Geschenke unter ungleichen Partnern
Geschenke hatten nicht immer den Charakter der Freiwilligkeit.
Bei Homer finden wir auferlegte Geschenke mit einem Beigeschmack von Strafe, so das Versöhnungsgeschenk Agamemnons für Achilles. Wir finden „Geschenke“, die Aristokraten dem Volk als Abgaben auferlegen, um ihre Ausgaben für Gastfreunde zu decken: „Lasst uns noch jeden ein groß dreifüßig Geschirr und ein Becken ihm verehren. Wir fordern uns dann vom versammelten Volke wieder Ersatz; denn einen einzelnen belästigen solche Geschenke.“ (Odyssee 13, 13-15.) Bei Hesiod hatten wir schon gesehen, dass er wegen solcher Bräuche die Könige als „Geschenkefresser“ verflucht.

Wir finden Geschenke, die als Darlehen gedacht sind. Als der Sohn von Odysseus sich von Noemon ein Schiff auslieh, rechtfertigte sich der hinterher, es wäre ja schwer, ein solches „Geschenk“ zu verweigern. (Odyssee 4, 651)
Hier ist als „Geschenk“ nicht eine dauernde Eigentumsübertragung gemeint, sondern eine zeitlich befristete Nutzung des Schiffes, eine Leihgabe.

Wir finden schließlich Geschenke, die als Tribut an einen Sieger zu zahlen sind. Immer verwendet Homer dafür das Wort „Geschenk“: So bietet Agamemnon als Versöhnungsgeschenk an: „Und sieben gutbewohnte Städte will ich ihm geben... Und dort wohnen Männer mit vielen Schafherden und Rinderherden, die ihn wie einen Gott mit Geschenken ehren werden.“ (Ilias 9, 149-155, wörtlich wiederholt in 9, 291-297)


Die Geschenkkultur des frühen Griechenlands übernahm also nicht nur soziale Funktionen, sondern erfüllte auch vielfältige wirtschaftliche Zwecke, die später von anderen Formen der Güterübertragung, der Steuer, dem Tauschhandel usw. übernommen worden sind. Dabei handelte sich nicht um eine spezifisch griechische Eigenart. Über das sogenannte Wüstentor der Stadtmauer von Ninive lesen wir in einer Keilschrift unter Sanheribs Herrschaft:
„Die Begrüßungsgeschenke von Schumuil und Tema kommen hier herein.“ (zit. n. Scheck, Weihrauchstraße S. 92.)

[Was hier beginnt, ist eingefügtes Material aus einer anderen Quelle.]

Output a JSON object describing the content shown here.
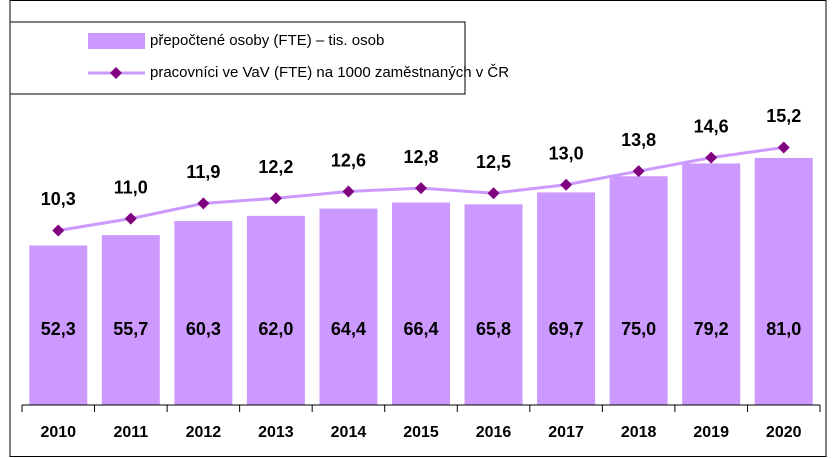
{
  "chart_data": {
    "type": "bar_line",
    "categories": [
      "2010",
      "2011",
      "2012",
      "2013",
      "2014",
      "2015",
      "2016",
      "2017",
      "2018",
      "2019",
      "2020"
    ],
    "series": [
      {
        "name": "přepočtené osoby (FTE) – tis. osob",
        "type": "bar",
        "color": "#cc99ff",
        "values": [
          52.3,
          55.7,
          60.3,
          62.0,
          64.4,
          66.4,
          65.8,
          69.7,
          75.0,
          79.2,
          81.0
        ],
        "value_labels": [
          "52,3",
          "55,7",
          "60,3",
          "62,0",
          "64,4",
          "66,4",
          "65,8",
          "69,7",
          "75,0",
          "79,2",
          "81,0"
        ]
      },
      {
        "name": "pracovníci ve VaV (FTE) na 1000 zaměstnaných v ČR",
        "type": "line",
        "axis": "y2",
        "color": "#cc99ff",
        "marker_color": "#800080",
        "values": [
          10.3,
          11.0,
          11.9,
          12.2,
          12.6,
          12.8,
          12.5,
          13.0,
          13.8,
          14.6,
          15.2
        ],
        "value_labels": [
          "10,3",
          "11,0",
          "11,9",
          "12,2",
          "12,6",
          "12,8",
          "12,5",
          "13,0",
          "13,8",
          "14,6",
          "15,2"
        ]
      }
    ],
    "ylim": [
      0,
      100
    ],
    "y2lim": [
      0,
      18
    ]
  }
}
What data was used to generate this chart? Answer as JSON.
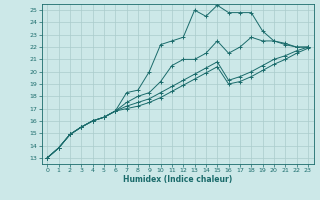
{
  "xlabel": "Humidex (Indice chaleur)",
  "bg_color": "#cce8e8",
  "grid_color": "#aacccc",
  "line_color": "#1a6b6b",
  "xlim": [
    -0.5,
    23.5
  ],
  "ylim": [
    12.5,
    25.5
  ],
  "xticks": [
    0,
    1,
    2,
    3,
    4,
    5,
    6,
    7,
    8,
    9,
    10,
    11,
    12,
    13,
    14,
    15,
    16,
    17,
    18,
    19,
    20,
    21,
    22,
    23
  ],
  "yticks": [
    13,
    14,
    15,
    16,
    17,
    18,
    19,
    20,
    21,
    22,
    23,
    24,
    25
  ],
  "line1_x": [
    0,
    1,
    2,
    3,
    4,
    5,
    6,
    7,
    8,
    9,
    10,
    11,
    12,
    13,
    14,
    15,
    16,
    17,
    18,
    19,
    20,
    21,
    22,
    23
  ],
  "line1_y": [
    13.0,
    13.8,
    14.9,
    15.5,
    16.0,
    16.3,
    16.8,
    18.3,
    18.5,
    20.0,
    22.2,
    22.5,
    22.8,
    25.0,
    24.5,
    25.4,
    24.8,
    24.8,
    24.8,
    23.3,
    22.5,
    22.2,
    22.0,
    22.0
  ],
  "line2_x": [
    0,
    1,
    2,
    3,
    4,
    5,
    6,
    7,
    8,
    9,
    10,
    11,
    12,
    13,
    14,
    15,
    16,
    17,
    18,
    19,
    20,
    21,
    22,
    23
  ],
  "line2_y": [
    13.0,
    13.8,
    14.9,
    15.5,
    16.0,
    16.3,
    16.8,
    17.5,
    18.0,
    18.3,
    19.2,
    20.5,
    21.0,
    21.0,
    21.5,
    22.5,
    21.5,
    22.0,
    22.8,
    22.5,
    22.5,
    22.3,
    22.0,
    22.0
  ],
  "line3_x": [
    0,
    1,
    2,
    3,
    4,
    5,
    6,
    7,
    8,
    9,
    10,
    11,
    12,
    13,
    14,
    15,
    16,
    17,
    18,
    19,
    20,
    21,
    22,
    23
  ],
  "line3_y": [
    13.0,
    13.8,
    14.9,
    15.5,
    16.0,
    16.3,
    16.8,
    17.2,
    17.5,
    17.8,
    18.3,
    18.8,
    19.3,
    19.8,
    20.3,
    20.8,
    19.3,
    19.6,
    20.0,
    20.5,
    21.0,
    21.3,
    21.7,
    22.0
  ],
  "line4_x": [
    0,
    1,
    2,
    3,
    4,
    5,
    6,
    7,
    8,
    9,
    10,
    11,
    12,
    13,
    14,
    15,
    16,
    17,
    18,
    19,
    20,
    21,
    22,
    23
  ],
  "line4_y": [
    13.0,
    13.8,
    14.9,
    15.5,
    16.0,
    16.3,
    16.8,
    17.0,
    17.2,
    17.5,
    17.9,
    18.4,
    18.9,
    19.4,
    19.9,
    20.4,
    19.0,
    19.2,
    19.6,
    20.1,
    20.6,
    21.0,
    21.5,
    21.9
  ]
}
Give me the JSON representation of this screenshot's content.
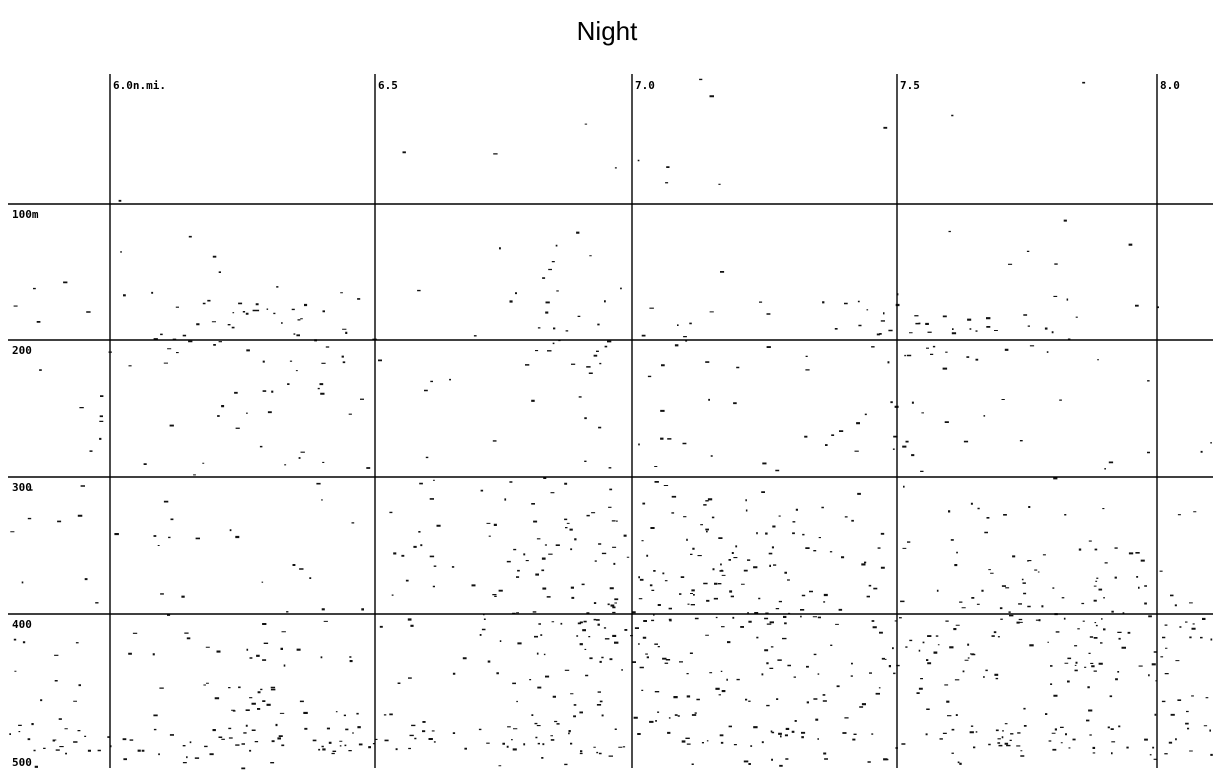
{
  "title": "Night",
  "distance_labels": [
    "6.0n.mi.",
    "6.5",
    "7.0",
    "7.5",
    "8.0"
  ],
  "depth_labels": [
    "100m",
    "200",
    "300",
    "400",
    "500"
  ]
}
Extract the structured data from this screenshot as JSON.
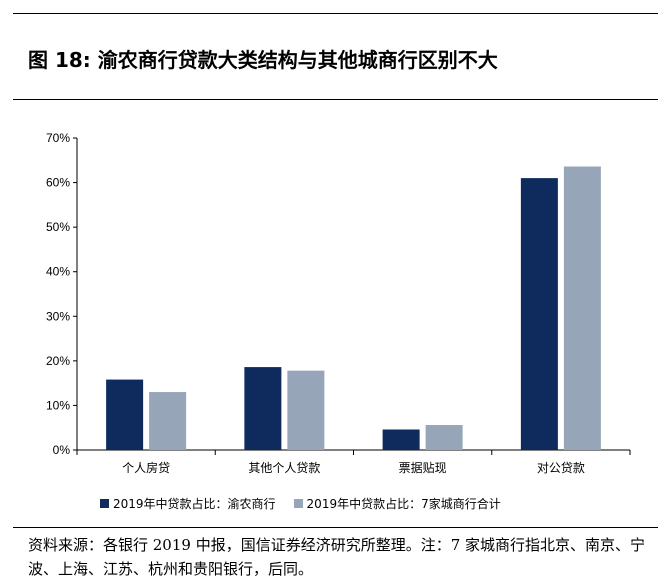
{
  "figure": {
    "label": "图 18:",
    "title": "渝农商行贷款大类结构与其他城商行区别不大"
  },
  "chart_data": {
    "type": "bar",
    "categories": [
      "个人房贷",
      "其他个人贷款",
      "票据贴现",
      "对公贷款"
    ],
    "series": [
      {
        "name": "2019年中贷款占比：渝农商行",
        "color": "#0f2a5c",
        "values": [
          15.8,
          18.6,
          4.6,
          61.0
        ]
      },
      {
        "name": "2019年中贷款占比：7家城商行合计",
        "color": "#96a6b8",
        "values": [
          13.0,
          17.8,
          5.6,
          63.6
        ]
      }
    ],
    "ylim": [
      0,
      70
    ],
    "yticks": [
      "0%",
      "10%",
      "20%",
      "30%",
      "40%",
      "50%",
      "60%",
      "70%"
    ],
    "grid": false,
    "legend_position": "bottom"
  },
  "source": "资料来源：各银行 2019 中报，国信证券经济研究所整理。注：7 家城商行指北京、南京、宁波、上海、江苏、杭州和贵阳银行，后同。"
}
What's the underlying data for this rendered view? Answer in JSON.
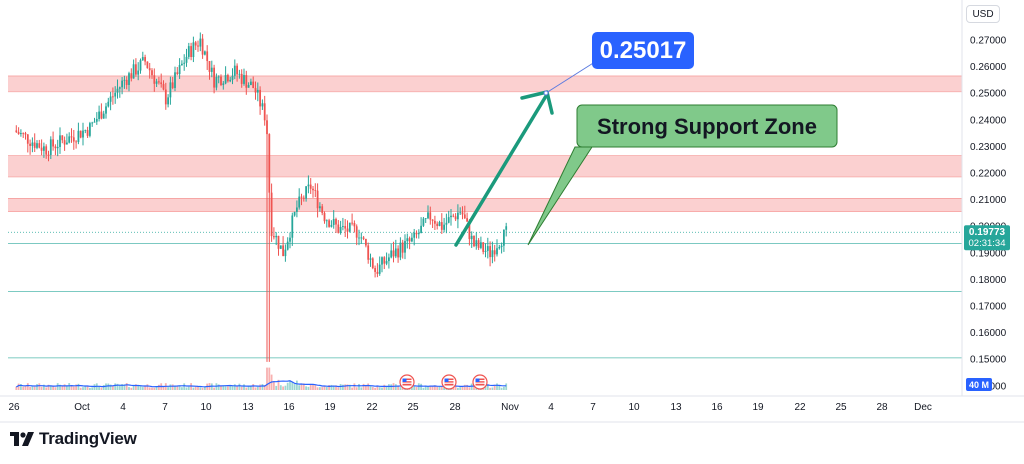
{
  "brand": {
    "name": "TradingView",
    "logo_icon": "tradingview-logo-icon"
  },
  "toolbar": {
    "currency": "USD"
  },
  "colors": {
    "up": "#26a69a",
    "down": "#ef5350",
    "zone_fill": "#f9c0c0",
    "zone_border": "#ef5350",
    "arrow": "#1b9a7c",
    "target_box": "#2962ff",
    "support_box": "#80c98a",
    "support_border": "#2e7d32",
    "hline": "#26a69a",
    "volume_ma": "#2962ff"
  },
  "annotations": {
    "target_label": "0.25017",
    "support_label": "Strong Support Zone"
  },
  "price_badges": {
    "last_price": "0.19773",
    "countdown": "02:31:34",
    "volume_label": "40 M"
  },
  "chart_data": {
    "type": "candlestick",
    "currency": "USD",
    "ylim": [
      0.145,
      0.275
    ],
    "y_ticks": [
      0.27,
      0.26,
      0.25,
      0.24,
      0.23,
      0.22,
      0.21,
      0.2,
      0.19,
      0.18,
      0.17,
      0.16,
      0.15,
      0.14
    ],
    "y_tick_labels": [
      "0.27000",
      "0.26000",
      "0.25000",
      "0.24000",
      "0.23000",
      "0.22000",
      "0.21000",
      "0.20000",
      "0.19000",
      "0.18000",
      "0.17000",
      "0.16000",
      "0.15000",
      "0.14000"
    ],
    "x_ticks": [
      "26",
      "Oct",
      "4",
      "7",
      "10",
      "13",
      "16",
      "19",
      "22",
      "25",
      "28",
      "Nov",
      "4",
      "7",
      "10",
      "13",
      "16",
      "19",
      "22",
      "25",
      "28",
      "Dec"
    ],
    "price_path": [
      [
        0,
        0.236
      ],
      [
        2.3,
        0.229
      ],
      [
        5.5,
        0.237
      ],
      [
        8,
        0.255
      ],
      [
        9.5,
        0.262
      ],
      [
        11,
        0.248
      ],
      [
        12.6,
        0.265
      ],
      [
        13.5,
        0.27
      ],
      [
        14.5,
        0.255
      ],
      [
        16,
        0.258
      ],
      [
        17.4,
        0.252
      ],
      [
        18.3,
        0.24
      ],
      [
        18.6,
        0.2
      ],
      [
        19.5,
        0.19
      ],
      [
        20.5,
        0.207
      ],
      [
        21.5,
        0.215
      ],
      [
        22.5,
        0.204
      ],
      [
        23.5,
        0.199
      ],
      [
        25,
        0.198
      ],
      [
        26.2,
        0.183
      ],
      [
        27.5,
        0.19
      ],
      [
        29,
        0.195
      ],
      [
        30.2,
        0.204
      ],
      [
        31,
        0.2
      ],
      [
        32.4,
        0.206
      ],
      [
        33.3,
        0.193
      ],
      [
        34.5,
        0.19
      ],
      [
        35.2,
        0.195
      ],
      [
        35.8,
        0.1977
      ]
    ],
    "resistance_zones": [
      {
        "low": 0.2505,
        "high": 0.2565
      },
      {
        "low": 0.2185,
        "high": 0.2265
      },
      {
        "low": 0.2055,
        "high": 0.2105
      }
    ],
    "horizontal_lines": [
      0.1935,
      0.1755,
      0.1505
    ],
    "last_price": 0.19773,
    "target_price": 0.25017
  }
}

Die Ausdehnung der Geschenkkultur machte die Griechen mit der verlockende Welt fremder Kulturen und fremder Reichtümer in Kleinasien, Syrien und Ägypten bekannt, bevor sie in geregelte Handelsbeziehungen, dem Tausch gleicher Werte, mit diesen Ländern eingetreten sind. Aristokratische Raubzüge können da nur eine vorübergehende Form der Aneignung gewesen sein. Als zusätzliches und wichtigeres Element des Kontakts mit fremden Welten, an der sich große Bevölkerungsteile der Griechen beteiligten, entwickelte sich die Kolonisation. Damit machten sich die Griechen zu ständigen Nachbarn dieser fremden Völker.
Die Kolonisation ist das Erfolgsgeheimnis des wirtschaftlichen und kulturellen Aufstiegs des antiken Griechenlands.